The electric vehicle charging station market is poised for a takeoff, according to a new report, with the dollar worth in the next 6 years equally around $109 million nationally.
The report by the Data Bridge Market Research, was is based in Prune, India, says the primary reason for the station is growth is simple: “the increasing demand for electric vehicles.”
But also animating the market are the “incentives and subsidies by government for electric vehicles,” as well as environmental concerns prompting more drivers to purchase such vehicles.
The report comes as the Biden Administration is proposing the construction of around 500,000 new electric vehicle charging stations nationally in the next 5 years.
While Washington is preparing to launch an electric vehicle station directive, private industry is stepping in, with the Shell Oil Company announcing plans to build around 440,000 new stations between now and 2025.
But finding the funding to build such stations, according to industry analysts, may prove challenging. The fact that many believe an investment from Washington may be needed, notes the Wall Street Journal, “shows just how little faith many industry insiders have in the ability of private enterprise to solve this problem.”
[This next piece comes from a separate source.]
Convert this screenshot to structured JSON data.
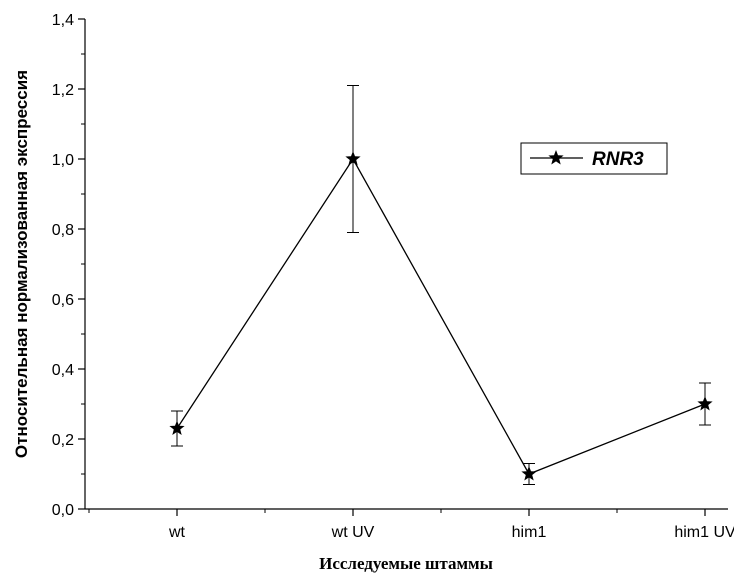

Currently, according to the site Statista, there are currently around 40,500 charging stations in the U.S., along with a significantly larger 97,000 charging outlets.
But other analysts contend that the growth of the electric vehicle market will essentially determine how many and where the new charging stations go up.
Another research group called The Brattle Group, which is based in Boston, is now predicting that the number of electric vehicles on the road by the year 2030 will exceed 40 million.
That means at least 2 million or more stations will be needed to keep up with demand.
According to the Department of Energy, the states with the greatest density of electric vehicle charging stations are located in New York, Florida, and California.
The states with the least density are primarily in the West, and include Colorado, New Mexico, and Texas.